Democrats on a subcommittee of the House Energy and Commerce Committee grilled oil executives Wednesday over the disparities between oil and gas prices, while the committee’s Republican members framed high prices as a consequence of Biden administration energy policies.
Oversight and Investigations Subcommittee Chair Diana DeGette (D-Colo.) confronted the witnesses, who included executives from BP, Chevron, ExxonMobil, Devon Energy and Shell and Pioneer Natural Resources, directly asking them “Why is there a disconnect between the falling price of crude oil and the fact that the cost of gas is staying the same?”
In response, BP Chairman and President David Lawler cited the complicating factors along the supply chain that he said may delay any drop in oil prices being reflected in gas prices.
Democrats on the panel repeatedly emphasized the record profits the oil industry reported in 2021. Energy and Commerce Committee Chair Frank Pallone Jr. (D-N.J.) asked each witness for their profits in the previous year as well as whether they would commit to “doing whatever it takes, including increase production and reducing dividends and buybacks, to help American consumers.”
While the witnesses generally committed to increasing production, they were noncommittal or outright declined to say they would reduce buybacks.
Rep. Paul Tonko (D-N.Y.) noted that domestic U.S. oil production has increased since President Biden took office by about 2 billion barrels a day, while Rep. Ann Kuster (D-N.H.) lambasted the executives for referring back to the financial hardships of 2020.
“One bad year does not excuse the practice of ripping off consumers,” she said.
The witnesses largely defended their business practices, denying under oath that they had artificially increased prices to profit from the Ukraine conflict when questioned by Rep. Morgan Griffith (R-Va.), the ranking member of the oversight and investigations subcommittee.
Pioneer CEO Scott Sheffield said the company’s production was constrained because “we can’t get people back” to work on oil extraction in the Permian Basin.
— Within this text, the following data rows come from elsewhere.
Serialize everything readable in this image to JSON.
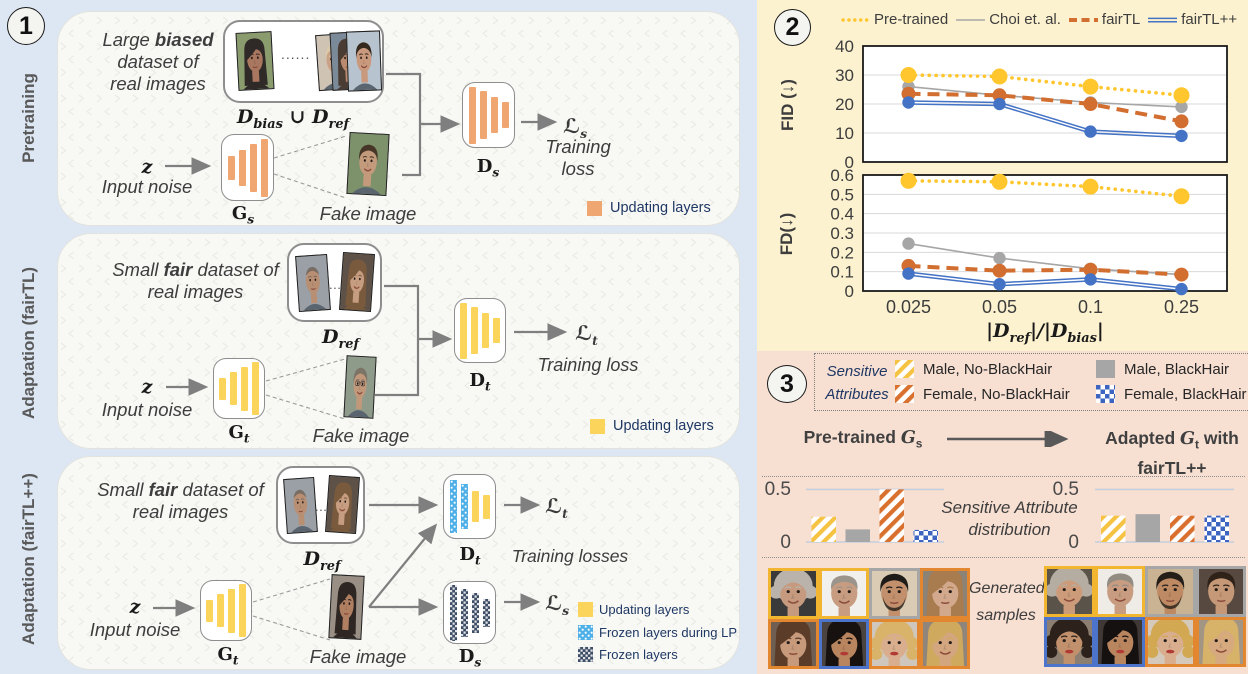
{
  "colors": {
    "page_bg": "#dde7f3",
    "panel_bg": "#f8f8f5",
    "chart_panel_bg": "#fcf2cf",
    "attr_panel_bg": "#f7dfd2",
    "updating_orange": "#efa671",
    "updating_yellow": "#fbd45c",
    "frozen_lp_blue": "#4fb0e8",
    "frozen_navy": "#3e4d66",
    "arrow_gray": "#7f7f7f",
    "legend_text_navy": "#1f3864",
    "series_pretrained": "#ffc62e",
    "series_choi": "#a6a6a6",
    "series_fairtl": "#d26e2f",
    "series_fairtlpp": "#4472c4",
    "border_yellow": "#f2b530",
    "border_gray": "#a6a6a6",
    "border_orange": "#e2862f",
    "border_blue": "#4b74ca",
    "bar_stripe_yellow": "#f5c242",
    "bar_gray": "#a6a6a6",
    "bar_stripe_orange": "#d9702e",
    "bar_check_blue": "#3c64c0"
  },
  "left_panels": [
    {
      "badge": "1",
      "side_label": "Pretraining",
      "desc": "Large **biased**<br>dataset of<br>real images",
      "dataset_caption": "D_{bias} ∪ D_{ref}",
      "dataset_dots": "......",
      "z_label": "z",
      "input_noise": "Input noise",
      "gen_label": "G_{s}",
      "fake_caption": "Fake image",
      "disc_label": "D_{s}",
      "loss_label": "ℒ_{s}",
      "loss_caption": "Training<br>loss",
      "legend": [
        {
          "swatch": "updating_orange",
          "label": "Updating layers"
        }
      ]
    },
    {
      "badge": "",
      "side_label": "Adaptation (fairTL)",
      "desc": "Small **fair** dataset of<br>real images",
      "dataset_caption": "D_{ref}",
      "dataset_dots": "....",
      "z_label": "z",
      "input_noise": "Input noise",
      "gen_label": "G_{t}",
      "fake_caption": "Fake image",
      "disc_label": "D_{t}",
      "loss_label": "ℒ_{t}",
      "loss_caption": "Training loss",
      "legend": [
        {
          "swatch": "updating_yellow",
          "label": "Updating layers"
        }
      ]
    },
    {
      "badge": "",
      "side_label": "Adaptation (fairTL++)",
      "desc": "Small **fair** dataset of<br>real images",
      "dataset_caption": "D_{ref}",
      "dataset_dots": "....",
      "z_label": "z",
      "input_noise": "Input noise",
      "gen_label": "G_{t}",
      "fake_caption": "Fake image",
      "disc_label": "D_{t}",
      "disc2_label": "D_{s}",
      "loss_label": "ℒ_{t}",
      "loss2_label": "ℒ_{s}",
      "loss_caption": "Training losses",
      "legend": [
        {
          "swatch": "updating_yellow",
          "label": "Updating layers"
        },
        {
          "swatch": "frozen_lp_blue",
          "label": "Frozen layers during LP"
        },
        {
          "swatch": "frozen_navy",
          "label": "Frozen layers"
        }
      ]
    }
  ],
  "chart_panel": {
    "badge": "2",
    "legend": [
      {
        "name": "Pre-trained",
        "style": "dotted",
        "color": "series_pretrained"
      },
      {
        "name": "Choi et. al.",
        "style": "solid",
        "color": "series_choi"
      },
      {
        "name": "fairTL",
        "style": "dashed",
        "color": "series_fairtl"
      },
      {
        "name": "fairTL++",
        "style": "double",
        "color": "series_fairtlpp"
      }
    ],
    "x_title": "|D_{ref}|/|D_{bias}|"
  },
  "chart_data": [
    {
      "type": "line",
      "title": "",
      "ylabel": "FID (↓)",
      "xlabel": "|D_ref|/|D_bias|",
      "categories": [
        "0.025",
        "0.05",
        "0.1",
        "0.25"
      ],
      "ylim": [
        0,
        40
      ],
      "yticks": [
        0,
        10,
        20,
        30,
        40
      ],
      "grid": true,
      "legend_position": "top",
      "series": [
        {
          "name": "Pre-trained",
          "values": [
            30,
            29.5,
            26,
            23
          ]
        },
        {
          "name": "Choi et. al.",
          "values": [
            26,
            23,
            20.5,
            19
          ]
        },
        {
          "name": "fairTL",
          "values": [
            23.5,
            23,
            20,
            14
          ]
        },
        {
          "name": "fairTL++",
          "values": [
            20.5,
            20,
            10.5,
            9
          ]
        }
      ]
    },
    {
      "type": "line",
      "title": "",
      "ylabel": "FD(↓)",
      "xlabel": "|D_ref|/|D_bias|",
      "categories": [
        "0.025",
        "0.05",
        "0.1",
        "0.25"
      ],
      "ylim": [
        0,
        0.6
      ],
      "yticks": [
        0,
        0.1,
        0.2,
        0.3,
        0.4,
        0.5,
        0.6
      ],
      "grid": true,
      "series": [
        {
          "name": "Pre-trained",
          "values": [
            0.57,
            0.565,
            0.54,
            0.49
          ]
        },
        {
          "name": "Choi et. al.",
          "values": [
            0.245,
            0.17,
            0.115,
            0.085
          ]
        },
        {
          "name": "fairTL",
          "values": [
            0.13,
            0.105,
            0.11,
            0.085
          ]
        },
        {
          "name": "fairTL++",
          "values": [
            0.09,
            0.035,
            0.06,
            0.01
          ]
        }
      ]
    },
    {
      "type": "bar",
      "title": "Pre-trained Gs sensitive attribute distribution",
      "categories": [
        "Male, No-BlackHair",
        "Male, BlackHair",
        "Female, No-BlackHair",
        "Female, BlackHair"
      ],
      "values": [
        0.24,
        0.12,
        0.5,
        0.115
      ],
      "ylim": [
        0,
        0.5
      ],
      "yticks": [
        0,
        0.5
      ]
    },
    {
      "type": "bar",
      "title": "Adapted Gt with fairTL++ sensitive attribute distribution",
      "categories": [
        "Male, No-BlackHair",
        "Male, BlackHair",
        "Female, No-BlackHair",
        "Female, BlackHair"
      ],
      "values": [
        0.25,
        0.265,
        0.25,
        0.25
      ],
      "ylim": [
        0,
        0.5
      ],
      "yticks": [
        0,
        0.5
      ]
    }
  ],
  "attr_panel": {
    "badge": "3",
    "legend_title": "Sensitive<br>Attributes",
    "legend": [
      {
        "pattern": "stripe_yellow",
        "label": "Male, No-BlackHair"
      },
      {
        "pattern": "solid_gray",
        "label": "Male, BlackHair"
      },
      {
        "pattern": "stripe_orange",
        "label": "Female, No-BlackHair"
      },
      {
        "pattern": "check_blue",
        "label": "Female, BlackHair"
      }
    ],
    "left_title": "Pre-trained $G$_{s}",
    "right_title": "Adapted $G$_{t} with<br>fairTL++",
    "axis_top": "0.5",
    "axis_bottom": "0",
    "mid_caption": "Sensitive Attribute<br>distribution",
    "samples_caption": "Generated<br>samples",
    "left_grid_borders": [
      "border_yellow",
      "border_yellow",
      "border_gray",
      "border_orange",
      "border_orange",
      "border_blue",
      "border_orange",
      "border_orange"
    ],
    "right_grid_borders": [
      "border_yellow",
      "border_yellow",
      "border_gray",
      "border_gray",
      "border_blue",
      "border_blue",
      "border_orange",
      "border_orange"
    ]
  },
  "faces": {
    "p1_ds_a": {
      "bg": "#8a9b6e",
      "skin": "#a9775f",
      "hair": "#2f2a28",
      "style": "long"
    },
    "p1_ds_b": {
      "bg": "#cfc3b4",
      "skin": "#caa287",
      "hair": "#d9c9a8",
      "style": "short"
    },
    "p1_ds_c": {
      "bg": "#7b8a99",
      "skin": "#b98a6d",
      "hair": "#4a3c33",
      "style": "long"
    },
    "p1_ds_d": {
      "bg": "#b7c4cf",
      "skin": "#c9997e",
      "hair": "#35291f",
      "style": "short",
      "smile": true
    },
    "p1_fake": {
      "bg": "#7d926a",
      "skin": "#c49a7c",
      "hair": "#473528",
      "style": "short",
      "smile": true
    },
    "p2_ds_a": {
      "bg": "#9aa0a6",
      "skin": "#b98f74",
      "hair": "#6e6258",
      "style": "bald"
    },
    "p2_ds_b": {
      "bg": "#5d5148",
      "skin": "#c79d82",
      "hair": "#7a5a3c",
      "style": "long",
      "smile": true
    },
    "p2_fake": {
      "bg": "#8f9b8a",
      "skin": "#c2987a",
      "hair": "#7d7468",
      "style": "short",
      "glasses": true,
      "smile": true
    },
    "p3_ds_a": {
      "bg": "#9aa0a6",
      "skin": "#b98f74",
      "hair": "#6e6258",
      "style": "bald"
    },
    "p3_ds_b": {
      "bg": "#5d5148",
      "skin": "#c79d82",
      "hair": "#7a5a3c",
      "style": "long",
      "smile": true
    },
    "p3_fake": {
      "bg": "#9a8f85",
      "skin": "#b07f62",
      "hair": "#2e2623",
      "style": "long"
    },
    "gl1": {
      "bg": "#3a3a3a",
      "skin": "#c59a7e",
      "hair": "#b9b3ac",
      "style": "messy",
      "smile": true
    },
    "gl2": {
      "bg": "#f2f0ec",
      "skin": "#c79c80",
      "hair": "#9c958c",
      "style": "slick",
      "smile": true
    },
    "gl3": {
      "bg": "#d9cbb4",
      "skin": "#c2906c",
      "hair": "#1f1b18",
      "style": "short",
      "beard": true
    },
    "gl4": {
      "bg": "#8c8276",
      "skin": "#d2a98c",
      "hair": "#a87c4f",
      "style": "long"
    },
    "gl5": {
      "bg": "#6e5f52",
      "skin": "#c89a7c",
      "hair": "#5a3c28",
      "style": "long"
    },
    "gl6": {
      "bg": "#4a4340",
      "skin": "#b9855f",
      "hair": "#17120f",
      "style": "long",
      "lips": true
    },
    "gl7": {
      "bg": "#cfc7bd",
      "skin": "#d8ae8e",
      "hair": "#d9b36a",
      "style": "curly",
      "lips": true
    },
    "gl8": {
      "bg": "#8f857a",
      "skin": "#d3a67f",
      "hair": "#cfa95e",
      "style": "long",
      "smile": true
    },
    "gr1": {
      "bg": "#5a5349",
      "skin": "#cc9c7a",
      "hair": "#b5ada1",
      "style": "messy",
      "smile": true
    },
    "gr2": {
      "bg": "#efece7",
      "skin": "#c79c80",
      "hair": "#938c82",
      "style": "slick",
      "smile": true
    },
    "gr3": {
      "bg": "#c9b393",
      "skin": "#bd8a64",
      "hair": "#241e19",
      "style": "short",
      "beard": true
    },
    "gr4": {
      "bg": "#57493f",
      "skin": "#c59877",
      "hair": "#2e2219",
      "style": "short"
    },
    "gr5": {
      "bg": "#8c7f72",
      "skin": "#c1906c",
      "hair": "#2c211b",
      "style": "curly",
      "lips": true
    },
    "gr6": {
      "bg": "#3f3835",
      "skin": "#b9855f",
      "hair": "#151110",
      "style": "long",
      "lips": true
    },
    "gr7": {
      "bg": "#d4c9ba",
      "skin": "#d8ae8e",
      "hair": "#d2a852",
      "style": "curly",
      "lips": true
    },
    "gr8": {
      "bg": "#a39584",
      "skin": "#d6a97f",
      "hair": "#d7b269",
      "style": "long",
      "smile": true
    }
  }
}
Griffith repeatedly pressed the witnesses on whether the Biden administration’s budget request mentioning an end to fossil fuel subsidies discouraged production. The witnesses were largely noncommittal except for BP CEO Darren Woods, who said it could have had a “chilling effect.”
Rep. Cathy McMorris Rodgers (R-Wash.), the Energy and Commerce ranking member, dismissed the hearing as “purely political.” She said gas prices were on the rise before the invasion of Ukraine and the spike was “not the result … of companies suddenly deciding to make money in 2022.”
Although a confluence of factors contribute to gas prices, congressional Democrats have targeted the oil industry as the cause ahead of a fraught midterm election season.
Democratic lawmakers introduced a bill last week that would tax the industry’s windfall profits, and Rep. Katie Porter (D-Calif.), a member of the House Oversight Committee, said it would be “entirely appropriate” for that panel to question oil executives as well.